2.11. Statistical analysis
Data were presented as mean ± standard deviation (SD). Normality and homogeneity of data were assessed using the Shapiro-Wilk and Levene tests, respectively. Data that did not show a normal distribution were ranked according to Templeton [39] for normalization. Analyzes were performed by being subdivided according to the genotype considering the presence or absence of the allele with the polymorphism characteristic. Athletes were divided based on the presence of the G allele (GG+CG genotypes) or CC genotype for the SOD3 Ag213Gly polymorphism; while subjects were categorized according to the presence of the C allele (CC+GC genotypes) or GG genotype for the PPARα 7G/C polymorphism. An independent t-test was used in order to compare the results of pre-experimental conditions (nutritional intake, sleep, mood, general stress, physical recovery and plasma biomarkers) and differences between absolute deltas in time-to-exhaustion. The results for biomarker levels were analyzed using two-way ANOVA for multiple comparisons with Bonferroni's post-hoc test.
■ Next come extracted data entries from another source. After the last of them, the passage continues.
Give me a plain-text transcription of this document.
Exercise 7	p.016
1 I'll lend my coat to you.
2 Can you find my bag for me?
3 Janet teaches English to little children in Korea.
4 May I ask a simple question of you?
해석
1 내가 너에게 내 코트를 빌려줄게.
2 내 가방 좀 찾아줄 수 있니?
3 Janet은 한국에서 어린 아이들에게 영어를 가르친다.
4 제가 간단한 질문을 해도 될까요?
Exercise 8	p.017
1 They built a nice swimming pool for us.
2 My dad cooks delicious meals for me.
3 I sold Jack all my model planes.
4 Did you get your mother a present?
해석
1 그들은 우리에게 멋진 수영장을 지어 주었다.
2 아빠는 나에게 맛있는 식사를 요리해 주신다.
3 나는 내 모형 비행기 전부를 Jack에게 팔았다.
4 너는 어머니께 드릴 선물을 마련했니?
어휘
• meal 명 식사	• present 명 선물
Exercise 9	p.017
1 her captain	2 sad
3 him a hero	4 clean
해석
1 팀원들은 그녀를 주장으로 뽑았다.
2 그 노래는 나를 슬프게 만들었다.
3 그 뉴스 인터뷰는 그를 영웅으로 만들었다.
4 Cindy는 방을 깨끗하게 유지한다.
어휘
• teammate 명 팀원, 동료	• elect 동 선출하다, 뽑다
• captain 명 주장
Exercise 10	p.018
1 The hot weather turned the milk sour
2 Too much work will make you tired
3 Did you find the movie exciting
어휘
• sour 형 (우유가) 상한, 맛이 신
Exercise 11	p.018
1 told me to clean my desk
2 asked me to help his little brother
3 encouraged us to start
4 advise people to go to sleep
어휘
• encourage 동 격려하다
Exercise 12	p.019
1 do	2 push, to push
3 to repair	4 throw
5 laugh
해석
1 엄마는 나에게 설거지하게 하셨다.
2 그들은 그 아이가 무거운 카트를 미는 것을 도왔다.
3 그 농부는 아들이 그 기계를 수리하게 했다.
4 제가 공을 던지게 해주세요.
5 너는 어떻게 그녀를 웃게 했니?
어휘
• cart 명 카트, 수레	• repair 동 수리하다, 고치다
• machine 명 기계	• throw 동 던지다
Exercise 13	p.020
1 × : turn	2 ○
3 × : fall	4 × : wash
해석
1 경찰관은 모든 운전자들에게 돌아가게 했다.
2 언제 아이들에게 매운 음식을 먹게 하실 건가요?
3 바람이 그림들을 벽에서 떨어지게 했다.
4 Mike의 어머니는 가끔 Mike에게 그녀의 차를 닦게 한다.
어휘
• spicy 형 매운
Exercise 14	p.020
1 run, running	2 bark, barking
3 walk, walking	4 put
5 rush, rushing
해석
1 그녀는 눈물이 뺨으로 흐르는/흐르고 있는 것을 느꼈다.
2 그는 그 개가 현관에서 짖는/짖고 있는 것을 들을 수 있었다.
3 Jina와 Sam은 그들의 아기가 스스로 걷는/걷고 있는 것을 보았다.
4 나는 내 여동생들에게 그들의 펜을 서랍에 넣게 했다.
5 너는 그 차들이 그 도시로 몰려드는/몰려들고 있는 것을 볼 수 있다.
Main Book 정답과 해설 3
The effect size was calculated using the Cohen’s d test for independent samples using the GPower Statistics 3.1 program and then classified according to Cook, Cook and Therrin [40] into small (d = 0.00 - 0.40), medium (d = 0.50 - 0.70), large (d = 0.80 - 1.00) or very large (d ≥1.30) effect sizes. This provided information on the power of the practical application of the intervention. Moreover, an individual analysis (simple subject analysis) was performed on the exhaustion time variable to demonstrate the variability of the athletes’ responses in running performance. P-values < 0.05 were considered statistically significant. SPSS was used for data treatment (v. 23, IBM SPSS, Chicago, IL, USA).
2.12. Ethical statement
The study was conducted entirely in accordance with the Declaration of Helsinki. Its protocol was approved by the Research Ethics Committee of the Center for Health Sciences, Federal University of Paraiba (protocol no. 2.196.523). The subjects signed an informed consent form according to Resolution 466/12 of the National Health Council (Brazil), and informed consent was also obtained from all of the subjects before the inclusion in the study.